6.2 Lack of Robust Models

Recent work makes some problematic assumptions in addressing this problem [11]. A lack of a diverse benchmark dataset adds to this problem, as there needs to be more consistency in model performance across publicly available datasets. The inherent intra-class dissimilarity and inter-class similarity of several chart types affect the model’s performance.

6.3 Inclusion of Noise

Most of the work in the existing literature ignores the effect of noise. Different types of noise, such as background grids, low image quality, composite charts, and multiple components along with figures, lead to poor performance for models that perform exceptionally well on noiseless data [34]. In addition to the noiseless chart image dataset, if a small set of chart images could be provided that incorporates the noisy images, it would help fine-tune the models to work through the inclusion of noise and be invariant to the same.

7 Conclusion

We have provided a brief survey of existing chart classification techniques and datasets. We used a Transformer model to obtain state-of-the-art results.

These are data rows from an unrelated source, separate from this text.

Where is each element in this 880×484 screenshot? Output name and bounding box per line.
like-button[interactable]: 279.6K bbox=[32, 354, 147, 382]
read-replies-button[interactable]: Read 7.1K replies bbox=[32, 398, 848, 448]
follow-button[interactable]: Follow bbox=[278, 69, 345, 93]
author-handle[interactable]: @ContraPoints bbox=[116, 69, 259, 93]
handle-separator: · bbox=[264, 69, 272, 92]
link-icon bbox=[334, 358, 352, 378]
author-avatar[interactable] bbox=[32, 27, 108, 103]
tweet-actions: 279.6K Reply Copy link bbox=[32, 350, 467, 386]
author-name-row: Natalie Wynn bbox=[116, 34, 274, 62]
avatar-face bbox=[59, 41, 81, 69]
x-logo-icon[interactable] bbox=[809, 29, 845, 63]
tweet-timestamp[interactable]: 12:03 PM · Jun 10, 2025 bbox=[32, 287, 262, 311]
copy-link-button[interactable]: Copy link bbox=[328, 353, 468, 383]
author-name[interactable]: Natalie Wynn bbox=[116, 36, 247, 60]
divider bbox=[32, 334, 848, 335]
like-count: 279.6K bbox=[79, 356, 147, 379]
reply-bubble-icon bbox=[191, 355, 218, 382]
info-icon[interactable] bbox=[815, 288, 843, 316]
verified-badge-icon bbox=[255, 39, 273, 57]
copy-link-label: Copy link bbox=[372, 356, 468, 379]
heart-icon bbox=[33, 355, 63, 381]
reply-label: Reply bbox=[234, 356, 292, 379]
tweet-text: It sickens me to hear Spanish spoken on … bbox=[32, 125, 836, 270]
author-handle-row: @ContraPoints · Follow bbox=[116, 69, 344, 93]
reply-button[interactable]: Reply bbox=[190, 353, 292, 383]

Although there has been a significant development both in terms of variety in models and in the size of datasets, we observe that the chart classification problem still needs to be solved, especially for noisy and low-quality charts. Our comparative study showed that Swin-Chart outperforms the other vision transformer and CNN-based models on the latest UB-PMC dataset. In the future, we plan to generalize the results of the Swin-Chart over other publicly available datasets and try to bridge the gap to a robust deep-learning model for chart image classification.